The few studies in our review that collected such data were relatively short for the observation of any endocrinological abnormalities. The only 2 studies that reported data on sexual function showed that patients taking opioids actually perceived themselves as doing better in terms of sexual behaviour compared with those in the control groups. Improvement of well-being secondary to better pain control may account for this result
Addiction or opioid abuse in patients with chronic pain cannot be assumed not to exist (despite popular statements), because the existing randomized trials are not designed to evaluate it;
the duration of the trials was too short to allow for the development or detection of aberrant drug use, even if appropriate screening tools for addiction had been used.
This makes no sense since addiction is reported to be instantaneous when a person who has the disease of addiction first ingests an opioid.
An adequate measure of “diagnosis of addiction” is also lacking in every study. For example, it is hazardous to equate reported “drug craving” or “reported symptoms and signs of addiction” with addiction.
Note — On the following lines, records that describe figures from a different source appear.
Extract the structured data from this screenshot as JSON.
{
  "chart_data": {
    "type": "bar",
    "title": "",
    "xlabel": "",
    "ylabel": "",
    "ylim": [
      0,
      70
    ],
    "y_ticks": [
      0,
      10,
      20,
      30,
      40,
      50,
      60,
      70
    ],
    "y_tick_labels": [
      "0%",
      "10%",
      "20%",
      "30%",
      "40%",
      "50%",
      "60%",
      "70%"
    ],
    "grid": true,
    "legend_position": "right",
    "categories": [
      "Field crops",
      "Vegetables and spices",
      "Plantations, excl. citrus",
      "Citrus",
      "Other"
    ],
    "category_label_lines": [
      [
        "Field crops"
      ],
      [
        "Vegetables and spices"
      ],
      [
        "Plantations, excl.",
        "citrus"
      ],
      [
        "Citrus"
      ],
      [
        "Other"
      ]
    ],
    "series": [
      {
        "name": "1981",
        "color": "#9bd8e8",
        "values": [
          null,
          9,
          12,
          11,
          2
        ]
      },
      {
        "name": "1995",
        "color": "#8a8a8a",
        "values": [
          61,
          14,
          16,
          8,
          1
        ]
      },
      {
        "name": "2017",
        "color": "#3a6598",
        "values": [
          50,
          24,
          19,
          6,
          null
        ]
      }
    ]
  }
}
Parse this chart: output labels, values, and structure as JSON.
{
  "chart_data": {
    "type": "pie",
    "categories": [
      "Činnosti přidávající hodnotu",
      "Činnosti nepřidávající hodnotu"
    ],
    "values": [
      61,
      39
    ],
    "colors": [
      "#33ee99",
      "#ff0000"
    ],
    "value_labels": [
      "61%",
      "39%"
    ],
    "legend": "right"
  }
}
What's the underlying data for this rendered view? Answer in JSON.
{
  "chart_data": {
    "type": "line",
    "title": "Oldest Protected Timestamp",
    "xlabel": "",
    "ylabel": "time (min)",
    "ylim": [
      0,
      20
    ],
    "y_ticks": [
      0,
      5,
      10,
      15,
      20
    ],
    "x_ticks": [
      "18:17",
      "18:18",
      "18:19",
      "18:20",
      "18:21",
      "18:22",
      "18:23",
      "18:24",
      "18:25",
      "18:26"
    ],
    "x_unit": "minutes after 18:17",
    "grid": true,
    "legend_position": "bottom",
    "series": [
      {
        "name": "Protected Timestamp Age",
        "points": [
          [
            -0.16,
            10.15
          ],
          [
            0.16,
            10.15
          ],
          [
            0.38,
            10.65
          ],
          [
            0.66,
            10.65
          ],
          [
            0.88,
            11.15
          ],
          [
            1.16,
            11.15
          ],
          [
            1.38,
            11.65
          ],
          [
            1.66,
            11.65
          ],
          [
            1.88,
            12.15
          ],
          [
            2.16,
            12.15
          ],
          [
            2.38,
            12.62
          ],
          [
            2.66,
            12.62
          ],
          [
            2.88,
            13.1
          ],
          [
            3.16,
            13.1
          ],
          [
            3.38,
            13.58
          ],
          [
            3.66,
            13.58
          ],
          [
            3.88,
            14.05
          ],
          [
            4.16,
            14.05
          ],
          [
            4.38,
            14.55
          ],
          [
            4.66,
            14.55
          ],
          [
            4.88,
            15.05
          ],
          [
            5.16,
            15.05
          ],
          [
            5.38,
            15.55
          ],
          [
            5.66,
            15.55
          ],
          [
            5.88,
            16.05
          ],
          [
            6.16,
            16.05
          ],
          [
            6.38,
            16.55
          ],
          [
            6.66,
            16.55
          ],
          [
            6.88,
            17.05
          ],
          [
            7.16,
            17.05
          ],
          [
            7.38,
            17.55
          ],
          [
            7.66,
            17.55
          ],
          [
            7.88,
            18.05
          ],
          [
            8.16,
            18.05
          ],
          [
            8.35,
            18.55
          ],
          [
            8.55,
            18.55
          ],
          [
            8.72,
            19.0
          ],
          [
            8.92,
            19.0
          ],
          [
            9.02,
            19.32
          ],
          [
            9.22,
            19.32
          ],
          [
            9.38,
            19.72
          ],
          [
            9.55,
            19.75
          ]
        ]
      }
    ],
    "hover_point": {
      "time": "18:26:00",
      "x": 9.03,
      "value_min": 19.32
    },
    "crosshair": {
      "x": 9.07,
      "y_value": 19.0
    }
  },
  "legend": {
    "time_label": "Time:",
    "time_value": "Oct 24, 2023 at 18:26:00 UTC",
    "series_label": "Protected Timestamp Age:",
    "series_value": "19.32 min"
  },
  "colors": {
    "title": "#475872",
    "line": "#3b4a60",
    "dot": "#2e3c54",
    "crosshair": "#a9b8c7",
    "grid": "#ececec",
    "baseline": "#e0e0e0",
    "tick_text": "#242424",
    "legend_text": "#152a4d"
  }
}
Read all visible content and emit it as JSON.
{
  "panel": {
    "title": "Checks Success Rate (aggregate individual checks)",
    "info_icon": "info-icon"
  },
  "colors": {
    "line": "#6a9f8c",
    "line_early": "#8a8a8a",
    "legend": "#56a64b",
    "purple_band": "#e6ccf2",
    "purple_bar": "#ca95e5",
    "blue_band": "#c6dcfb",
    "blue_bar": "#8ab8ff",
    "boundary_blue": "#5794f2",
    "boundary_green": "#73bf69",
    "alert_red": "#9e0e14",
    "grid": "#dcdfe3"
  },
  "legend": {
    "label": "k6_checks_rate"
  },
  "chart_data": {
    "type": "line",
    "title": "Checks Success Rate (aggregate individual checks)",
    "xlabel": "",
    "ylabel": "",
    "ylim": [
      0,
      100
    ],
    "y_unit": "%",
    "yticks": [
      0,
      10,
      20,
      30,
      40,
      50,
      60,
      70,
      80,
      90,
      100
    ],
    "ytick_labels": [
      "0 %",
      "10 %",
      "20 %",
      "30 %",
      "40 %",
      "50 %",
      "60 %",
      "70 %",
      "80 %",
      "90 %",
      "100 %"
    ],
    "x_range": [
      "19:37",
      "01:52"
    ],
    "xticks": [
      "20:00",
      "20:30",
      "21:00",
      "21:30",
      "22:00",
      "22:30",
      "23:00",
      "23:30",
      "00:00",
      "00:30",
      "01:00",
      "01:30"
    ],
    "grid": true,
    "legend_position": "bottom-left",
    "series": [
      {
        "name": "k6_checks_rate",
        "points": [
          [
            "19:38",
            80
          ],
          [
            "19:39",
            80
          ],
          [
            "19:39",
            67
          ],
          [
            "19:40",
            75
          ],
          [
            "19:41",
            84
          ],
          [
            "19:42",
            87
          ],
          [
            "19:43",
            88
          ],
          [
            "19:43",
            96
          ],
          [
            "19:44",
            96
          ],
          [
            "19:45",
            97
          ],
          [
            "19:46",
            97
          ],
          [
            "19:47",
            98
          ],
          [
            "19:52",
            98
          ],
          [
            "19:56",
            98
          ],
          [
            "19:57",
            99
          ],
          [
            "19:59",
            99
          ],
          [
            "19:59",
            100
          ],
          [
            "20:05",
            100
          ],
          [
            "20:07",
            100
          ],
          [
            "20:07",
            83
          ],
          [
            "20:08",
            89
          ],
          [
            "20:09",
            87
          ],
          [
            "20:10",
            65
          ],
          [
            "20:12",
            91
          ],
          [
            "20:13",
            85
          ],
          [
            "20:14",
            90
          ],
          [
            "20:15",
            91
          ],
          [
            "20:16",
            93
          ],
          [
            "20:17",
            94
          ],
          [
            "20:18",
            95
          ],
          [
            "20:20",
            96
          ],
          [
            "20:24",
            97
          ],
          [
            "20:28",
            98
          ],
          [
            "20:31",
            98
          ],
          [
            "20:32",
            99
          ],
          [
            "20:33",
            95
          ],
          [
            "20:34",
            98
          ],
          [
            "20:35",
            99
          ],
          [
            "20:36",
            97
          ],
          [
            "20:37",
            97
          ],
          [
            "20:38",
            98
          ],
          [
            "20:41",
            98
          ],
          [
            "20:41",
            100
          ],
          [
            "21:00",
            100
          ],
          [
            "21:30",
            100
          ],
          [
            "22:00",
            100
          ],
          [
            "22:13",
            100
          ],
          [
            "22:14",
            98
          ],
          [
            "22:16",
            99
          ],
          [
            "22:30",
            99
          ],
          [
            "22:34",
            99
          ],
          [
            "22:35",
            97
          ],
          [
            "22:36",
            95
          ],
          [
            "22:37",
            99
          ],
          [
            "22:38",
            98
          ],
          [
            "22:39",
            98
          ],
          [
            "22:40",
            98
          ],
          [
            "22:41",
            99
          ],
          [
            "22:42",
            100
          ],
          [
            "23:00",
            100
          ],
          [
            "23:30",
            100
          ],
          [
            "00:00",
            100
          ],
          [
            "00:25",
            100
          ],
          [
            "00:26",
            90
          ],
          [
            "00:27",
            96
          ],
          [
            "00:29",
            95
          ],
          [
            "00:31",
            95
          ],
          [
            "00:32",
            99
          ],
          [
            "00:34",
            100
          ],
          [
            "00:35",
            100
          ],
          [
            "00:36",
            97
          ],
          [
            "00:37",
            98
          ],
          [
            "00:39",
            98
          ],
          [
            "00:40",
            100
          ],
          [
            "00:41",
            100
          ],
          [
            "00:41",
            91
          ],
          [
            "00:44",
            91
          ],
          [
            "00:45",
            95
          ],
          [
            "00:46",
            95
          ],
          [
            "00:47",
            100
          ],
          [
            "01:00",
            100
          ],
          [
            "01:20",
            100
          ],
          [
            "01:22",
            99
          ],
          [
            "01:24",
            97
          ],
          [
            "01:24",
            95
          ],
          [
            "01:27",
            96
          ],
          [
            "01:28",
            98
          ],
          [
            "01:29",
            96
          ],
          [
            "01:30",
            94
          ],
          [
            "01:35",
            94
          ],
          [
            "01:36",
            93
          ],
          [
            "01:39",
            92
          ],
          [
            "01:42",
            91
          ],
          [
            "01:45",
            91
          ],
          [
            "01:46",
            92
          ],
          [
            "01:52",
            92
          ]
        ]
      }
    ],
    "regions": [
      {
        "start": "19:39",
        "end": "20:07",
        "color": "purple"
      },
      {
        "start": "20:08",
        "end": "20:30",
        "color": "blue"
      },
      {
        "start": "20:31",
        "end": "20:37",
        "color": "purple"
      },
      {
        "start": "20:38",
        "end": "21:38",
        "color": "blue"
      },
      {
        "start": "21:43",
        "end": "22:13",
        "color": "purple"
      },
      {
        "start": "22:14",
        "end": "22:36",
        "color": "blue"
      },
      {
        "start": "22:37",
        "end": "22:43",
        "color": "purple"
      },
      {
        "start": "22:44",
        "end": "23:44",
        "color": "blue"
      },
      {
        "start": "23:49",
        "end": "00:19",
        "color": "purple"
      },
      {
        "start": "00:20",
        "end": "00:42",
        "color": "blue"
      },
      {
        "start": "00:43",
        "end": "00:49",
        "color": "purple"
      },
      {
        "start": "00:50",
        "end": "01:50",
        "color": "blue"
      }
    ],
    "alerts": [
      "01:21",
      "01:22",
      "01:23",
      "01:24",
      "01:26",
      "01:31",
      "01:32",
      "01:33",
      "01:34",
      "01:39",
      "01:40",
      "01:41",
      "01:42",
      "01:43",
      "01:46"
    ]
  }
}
Furthermore, none of the studies have been methodologically sound enough to allow for conclusions about opioid addiction or abuse.
The results of our review were similar to those of others recently conducted.
In 2004, Kalso and colleague systematically reviewed studies of World Health Organization step 3 opioids for CNCP and found the mean decrease with opioids in pain intensity in most studies to be at least 30%, with comparable effects on neuropathic and musculoskeletal pain.
Eisenberg and coworkers’ 2005 systematic review of 8 randomized controlled trials of opioid agonists (excluding tramadol) for neuropathic pain demonstrated opioid efficacy for spontaneous neuropathic pain with intermediate-term follow-up.
Moore and McQuay recently published a systematic review of the side effects of opioids for chronic nonmalignant pain; they found the most common adverse effects to be dry mouth (25%), nausea (21%) and constipation (15%).